Потом был лесоруб, почти раздавленный деревом. И человек, попавший под телегу… роженица, которой навряд ли исполнилось пятнадцать лет, измученная родами, уже смирившаяся с неизбежным. Док разрезал ей живот и вытащил ребенка, слишком большого для нее. Ребенок был жив. Он кряхтел и дергал синюшными ручонками, а Меррон не знала, что с ним делать. Док же велел отдать Летиции. У Мартэйнна была иная задача – он помогал зашить роженицу.

У Марти рука легкая.

– Если не будет родильной горячки, то выживет, – сказал доктор мужу, который явился на следующий день, чтобы понять, стоит ли платить за помощь или потратить деньги на поминки. – Но если выживет, рожать ей больше нельзя. Лет пять-шесть, а то шов разойдется.

Муж кивнул, но Меррон внутренним чутьем поняла: не верит. Если та девочка, которая была счастлива уже тем, что жила вопреки всему, вернется домой, то в следующем году умрет при новых родах.

И Меррон бессильна помочь.

А Мартэйнн обживался в Кроухольде. Его узнавали зеленщик и бакалейщик, мясник, молочница и торговки рыбой. Старый алхимик, в лавке которого пахло травами… он и сам постепенно уверялся, что именно это место и является домом. Всегда было.

Просто Мартэйнн об этом не знал.

Единственно, яблони здесь не росли.

Малкольм очнулся в подвале и удивился тому, что он делает в месте, столь неподходящем. Гудела голова. Малкольм хотел ее потрогать, но обнаружил, что руки связаны. Ноги, впрочем, тоже. А лежит он на полу, надо сказать, весьма и весьма грязном. Нарядный мундир промок, как, впрочем, и рубашка. И от холода, неудобства Малкольма сотрясала дрожь.
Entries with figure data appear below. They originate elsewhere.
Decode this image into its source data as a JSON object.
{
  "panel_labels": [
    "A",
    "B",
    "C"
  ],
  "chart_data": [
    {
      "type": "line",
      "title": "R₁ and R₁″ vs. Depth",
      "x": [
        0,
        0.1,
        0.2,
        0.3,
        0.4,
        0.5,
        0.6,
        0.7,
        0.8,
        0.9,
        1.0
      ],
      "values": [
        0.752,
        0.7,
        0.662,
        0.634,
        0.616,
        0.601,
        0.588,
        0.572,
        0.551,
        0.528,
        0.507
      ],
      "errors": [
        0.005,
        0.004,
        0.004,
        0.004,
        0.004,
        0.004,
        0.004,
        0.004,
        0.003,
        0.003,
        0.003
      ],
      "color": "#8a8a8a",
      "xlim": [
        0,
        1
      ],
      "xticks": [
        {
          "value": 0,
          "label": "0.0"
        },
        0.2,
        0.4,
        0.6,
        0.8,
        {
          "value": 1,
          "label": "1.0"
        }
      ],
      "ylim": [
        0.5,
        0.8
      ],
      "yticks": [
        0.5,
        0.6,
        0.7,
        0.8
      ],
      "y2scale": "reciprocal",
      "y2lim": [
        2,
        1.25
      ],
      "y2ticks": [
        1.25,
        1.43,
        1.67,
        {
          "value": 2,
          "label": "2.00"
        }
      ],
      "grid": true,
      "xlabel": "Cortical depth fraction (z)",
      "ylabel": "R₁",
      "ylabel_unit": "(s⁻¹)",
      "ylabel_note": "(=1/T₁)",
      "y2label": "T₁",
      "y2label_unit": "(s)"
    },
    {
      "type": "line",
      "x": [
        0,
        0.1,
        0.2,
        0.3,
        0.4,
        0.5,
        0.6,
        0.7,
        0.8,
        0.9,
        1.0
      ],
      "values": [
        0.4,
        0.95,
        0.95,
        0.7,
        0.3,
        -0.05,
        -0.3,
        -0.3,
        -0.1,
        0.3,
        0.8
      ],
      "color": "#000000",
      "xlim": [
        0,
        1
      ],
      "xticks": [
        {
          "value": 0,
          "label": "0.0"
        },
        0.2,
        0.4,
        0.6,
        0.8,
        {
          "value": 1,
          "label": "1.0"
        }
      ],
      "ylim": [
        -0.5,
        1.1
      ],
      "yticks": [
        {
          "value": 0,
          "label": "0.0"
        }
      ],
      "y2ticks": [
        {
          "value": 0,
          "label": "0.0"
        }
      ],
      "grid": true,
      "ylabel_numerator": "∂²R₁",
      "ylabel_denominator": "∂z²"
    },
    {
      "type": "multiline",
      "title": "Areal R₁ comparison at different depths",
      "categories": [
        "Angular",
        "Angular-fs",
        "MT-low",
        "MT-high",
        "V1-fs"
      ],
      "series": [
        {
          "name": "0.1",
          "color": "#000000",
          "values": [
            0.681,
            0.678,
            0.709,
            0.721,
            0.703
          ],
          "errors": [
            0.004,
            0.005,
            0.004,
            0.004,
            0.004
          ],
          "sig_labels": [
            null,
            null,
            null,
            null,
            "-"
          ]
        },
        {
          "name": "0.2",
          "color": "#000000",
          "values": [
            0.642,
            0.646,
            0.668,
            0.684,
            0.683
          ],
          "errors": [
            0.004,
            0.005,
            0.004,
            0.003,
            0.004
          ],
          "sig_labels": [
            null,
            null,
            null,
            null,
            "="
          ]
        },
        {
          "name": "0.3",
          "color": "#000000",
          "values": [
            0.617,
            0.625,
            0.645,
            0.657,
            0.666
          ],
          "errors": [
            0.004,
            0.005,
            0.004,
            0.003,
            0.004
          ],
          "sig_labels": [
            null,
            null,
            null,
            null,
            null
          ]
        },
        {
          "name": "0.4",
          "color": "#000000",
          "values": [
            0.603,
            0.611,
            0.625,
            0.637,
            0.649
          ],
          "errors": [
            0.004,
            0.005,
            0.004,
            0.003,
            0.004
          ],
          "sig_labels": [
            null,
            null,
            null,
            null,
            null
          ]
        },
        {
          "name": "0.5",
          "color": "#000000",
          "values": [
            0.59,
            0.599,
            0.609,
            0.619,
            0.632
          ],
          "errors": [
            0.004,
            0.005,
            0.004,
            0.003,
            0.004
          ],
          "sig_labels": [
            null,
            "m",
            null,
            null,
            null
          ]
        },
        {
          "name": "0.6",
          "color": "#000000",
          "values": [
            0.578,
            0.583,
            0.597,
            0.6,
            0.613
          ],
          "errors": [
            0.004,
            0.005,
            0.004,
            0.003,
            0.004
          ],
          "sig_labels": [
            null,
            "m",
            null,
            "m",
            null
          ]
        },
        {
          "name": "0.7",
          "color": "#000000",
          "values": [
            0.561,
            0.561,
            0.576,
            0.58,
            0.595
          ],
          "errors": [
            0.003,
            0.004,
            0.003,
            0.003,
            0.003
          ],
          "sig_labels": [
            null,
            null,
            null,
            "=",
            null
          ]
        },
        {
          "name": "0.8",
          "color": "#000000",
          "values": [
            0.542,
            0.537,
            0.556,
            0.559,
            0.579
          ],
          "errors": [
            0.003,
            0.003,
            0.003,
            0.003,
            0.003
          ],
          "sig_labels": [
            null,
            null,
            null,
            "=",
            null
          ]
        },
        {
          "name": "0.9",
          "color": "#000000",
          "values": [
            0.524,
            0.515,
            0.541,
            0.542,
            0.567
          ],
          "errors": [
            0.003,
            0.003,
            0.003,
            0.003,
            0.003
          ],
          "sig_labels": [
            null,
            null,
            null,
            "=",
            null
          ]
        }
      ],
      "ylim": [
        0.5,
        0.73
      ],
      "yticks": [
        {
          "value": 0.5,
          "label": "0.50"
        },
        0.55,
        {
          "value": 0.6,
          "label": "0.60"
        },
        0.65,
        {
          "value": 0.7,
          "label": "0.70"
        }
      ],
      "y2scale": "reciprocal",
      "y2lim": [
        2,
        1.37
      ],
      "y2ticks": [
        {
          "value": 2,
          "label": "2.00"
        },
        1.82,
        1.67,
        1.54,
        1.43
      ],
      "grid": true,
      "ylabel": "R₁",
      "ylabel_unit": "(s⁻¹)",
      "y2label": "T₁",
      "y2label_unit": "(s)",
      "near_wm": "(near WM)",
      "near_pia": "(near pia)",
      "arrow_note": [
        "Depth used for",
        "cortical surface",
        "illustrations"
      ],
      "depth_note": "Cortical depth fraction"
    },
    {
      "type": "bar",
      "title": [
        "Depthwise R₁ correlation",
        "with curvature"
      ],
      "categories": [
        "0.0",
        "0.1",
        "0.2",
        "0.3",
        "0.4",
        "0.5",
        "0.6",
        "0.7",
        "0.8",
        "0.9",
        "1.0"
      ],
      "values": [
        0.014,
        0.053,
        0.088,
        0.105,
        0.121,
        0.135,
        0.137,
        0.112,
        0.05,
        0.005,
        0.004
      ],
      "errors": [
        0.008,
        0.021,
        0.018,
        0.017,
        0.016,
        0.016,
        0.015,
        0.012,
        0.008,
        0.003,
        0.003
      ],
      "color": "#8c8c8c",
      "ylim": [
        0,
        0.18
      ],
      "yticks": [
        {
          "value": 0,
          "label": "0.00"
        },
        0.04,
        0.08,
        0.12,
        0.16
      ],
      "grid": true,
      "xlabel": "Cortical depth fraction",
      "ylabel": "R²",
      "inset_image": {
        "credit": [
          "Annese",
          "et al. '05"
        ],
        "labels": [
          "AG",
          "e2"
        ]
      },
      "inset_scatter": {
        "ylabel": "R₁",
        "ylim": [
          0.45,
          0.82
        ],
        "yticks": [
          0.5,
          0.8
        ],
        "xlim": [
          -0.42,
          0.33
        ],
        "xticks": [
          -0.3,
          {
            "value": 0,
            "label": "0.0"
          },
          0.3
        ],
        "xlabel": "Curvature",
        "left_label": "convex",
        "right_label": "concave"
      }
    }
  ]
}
Он попытался вспомнить, как попал сюда.

…встреча в городе…

…единомышленники… трактир… разговоры… обычные такие разговоры. Бессилие властей… воля народа… волнения… они были бы на пользу. Слух, что хлеба не хватает… слух правдивый, потому как Малкольм точно знал – склады почти пусты. Но разве в нем дело?

…жирные сволочи в Совете не желали делиться властью…

…народные избранники ничем не лучше…

…необходимость объединятся… лозунг… речи… народ поддержит, боясь голода… на самом деле народ глуп и готов поддерживать всех, довольствуясь обещаниями красивой жизни… чем сильнее лорды будут давить, тем лучше… им не выстоять против народа.

…газету издавать собирались. И Малкольм принес новую статью. У него хорошо получалось писать. Говорить, впрочем, тоже. Если кому и выступать с трибуны, то именно Малкольму. Остальные должны признать… не признавали… спорили.